A Delta Air Lines aircraft at an airport in Chicago.
A Delta Air Lines aircraft at an airport in Chicago.

News that Spain had entered another recession renewed worries about the fragility of Europe's finances Monday and nudged stocks lower. The market ended its first losing month this year.

Disappointing economic reports and weak corporate earnings also weighed on stocks. The Standard & Poor's 500 index slipped 5.45 points to close at 1,397.91. For April, it was down 0.8 percent, its first month in the red since November.

The Spanish government said that the country's economy shrank in the first three months of the year, the second straight quarter of contraction.

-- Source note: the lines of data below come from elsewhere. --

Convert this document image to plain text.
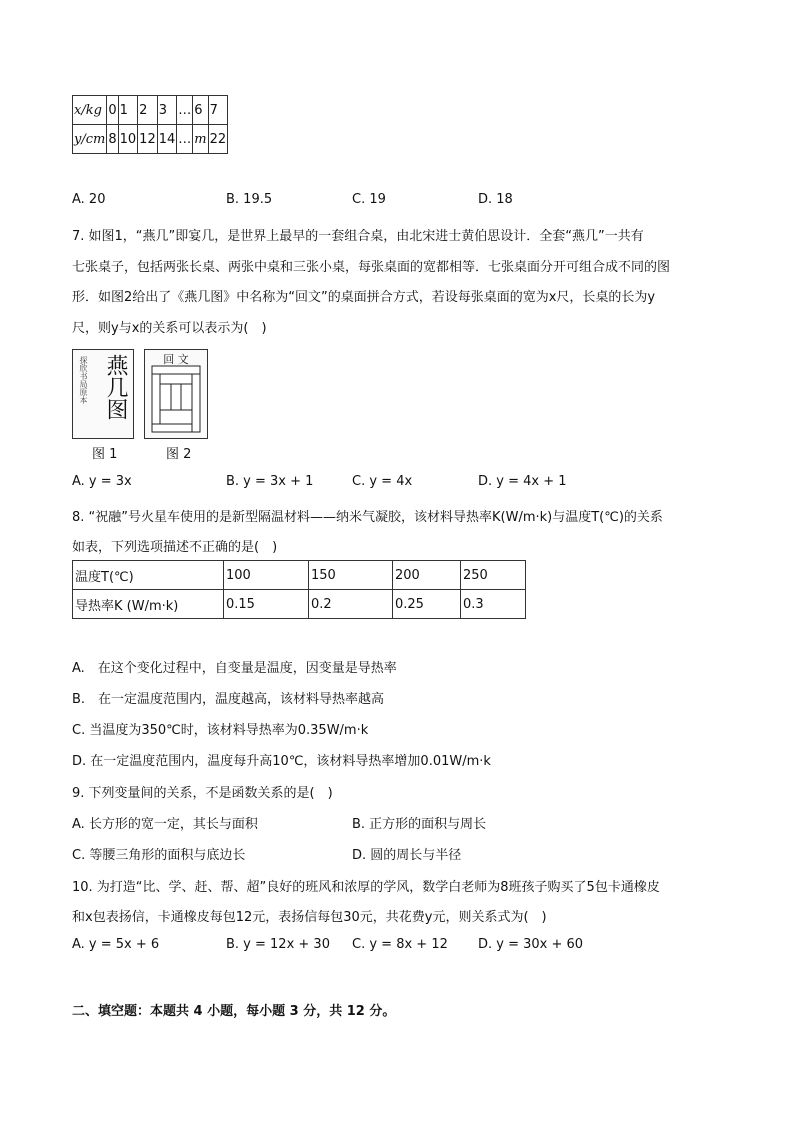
x/kg	0	1	2	3	…	6	7
y/cm	8	10	12	14	…	m	22
A. 20	B. 19.5	C. 19	D. 18
7. 如图1，“燕几”即宴几，是世界上最早的一套组合桌，由北宋进士黄伯思设计．全套“燕几”一共有
七张桌子，包括两张长桌、两张中桌和三张小桌，每张桌面的宽都相等．七张桌面分开可组合成不同的图
形．如图2给出了《燕几图》中名称为“回文”的桌面拼合方式，若设每张桌面的宽为x尺，长桌的长为y
尺，则y与x的关系可以表示为(　)
探欣书局原本 燕几图
图 1
回 文
图 2
A. y = 3x	B. y = 3x + 1	C. y = 4x	D. y = 4x + 1
8. “祝融”号火星车使用的是新型隔温材料——纳米气凝胶，该材料导热率K(W/m·k)与温度T(℃)的关系
如表，下列选项描述不正确的是(　)
温度T(℃)	100	150	200	250
导热率K (W/m·k)	0.15	0.2	0.25	0.3
A.　在这个变化过程中，自变量是温度，因变量是导热率
B.　在一定温度范围内，温度越高，该材料导热率越高
C. 当温度为350℃时，该材料导热率为0.35W/m·k
D. 在一定温度范围内，温度每升高10℃，该材料导热率增加0.01W/m·k
9. 下列变量间的关系，不是函数关系的是(　)
A. 长方形的宽一定，其长与面积	B. 正方形的面积与周长
C. 等腰三角形的面积与底边长	D. 圆的周长与半径
10. 为打造“比、学、赶、帮、超”良好的班风和浓厚的学风，数学白老师为8班孩子购买了5包卡通橡皮
和x包表扬信，卡通橡皮每包12元，表扬信每包30元，共花费y元，则关系式为(　)
A. y = 5x + 6	B. y = 12x + 30 C. y = 8x + 12 D. y = 30x + 60
二、填空题：本题共 4 小题，每小题 3 分，共 12 分。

The worry is that Spain's economy could be too big to rescue. It's twice as big as the combined economies of Greece, Portugal and Ireland, the three countries that have received bailout loans.

In the U.S., a drop in an index of Midwestern manufacturing and a slowdown in consumer spending last month added to worries that the economy is losing steam.

The Institute for Supply Management said its Chicago business barometer fell in April to the lowest level in more than two years. After weak readings for the New York and Philadelphia regions, the market reaction to the Chicago report could have been much worse, said Clark Yingst, chief market analyst at the brokerage Joseph Gunnar.
"It's very bad news in my opinion," Yingst said. "I'd have thought the market would come under more pressure than it has."

Weaker earnings reports from health insurer Humana and the owner of the New York Stock Exchange, NYSE Euronext, also hurt stock indexes.

The Dow Jones industrial average edged down 14.68 points to close at 13,213.63, but narrowly avoided its first monthly loss since September. The Dow finished April up less than two points.

The Nasdaq composite fell 22.84 points to 3,046.36. It posted a monthly loss of 1.5 percent.

Growing concerns about Spain knocked European markets lower on Monday. Spain's main stock index, the IBEX 35, sank 1.9 percent. France's CAC-40 lost 1.6 percent.

The dollar and U.S. Treasury prices edged up as investors parked money in low-risk assets.

Ratings agency Standard & Poor's downgraded Spain's government debt to just three notches above junk Friday. On Monday S&P lowered its rating for 11 Spanish banks, which are loaded with bad debt from a collapsed housing market.

Among stocks making big moves:

— Barnes & Noble jumped 52 percent after Microsoft announced that it would invest $300 million to help Barnes & Noble compete with Amazon.com. The companies will create a subsidiary for Barnes & Noble's e-book and college textbook businesses. Microsoft also plans an application for Nook, Barnes & Noble's e-reader, on its Windows 8 tablets, which come out this fall. Microsoft's stock was flat.

— Health insurer Humana fell 8 percent to after reporting a large drop in first-quarter profit as the company paid more in claims. The results fell short of Wall Street's expectations.

— NYSE Euronext, owner of the New York Stock Exchange, lost 5 percent after reporting that its income plunged in the first three months of the year. Revenue from its trading business was weak, and the company abandoned a merger with the European exchange operator Deutsche Boerse.

— Sunoco jumped 20 percent, the most of any stock in the S&P 500. The fuel-refining company agreed to be bought by Energy Transfer Partners, an operator of natural gas pipelines, for $5.3 billion.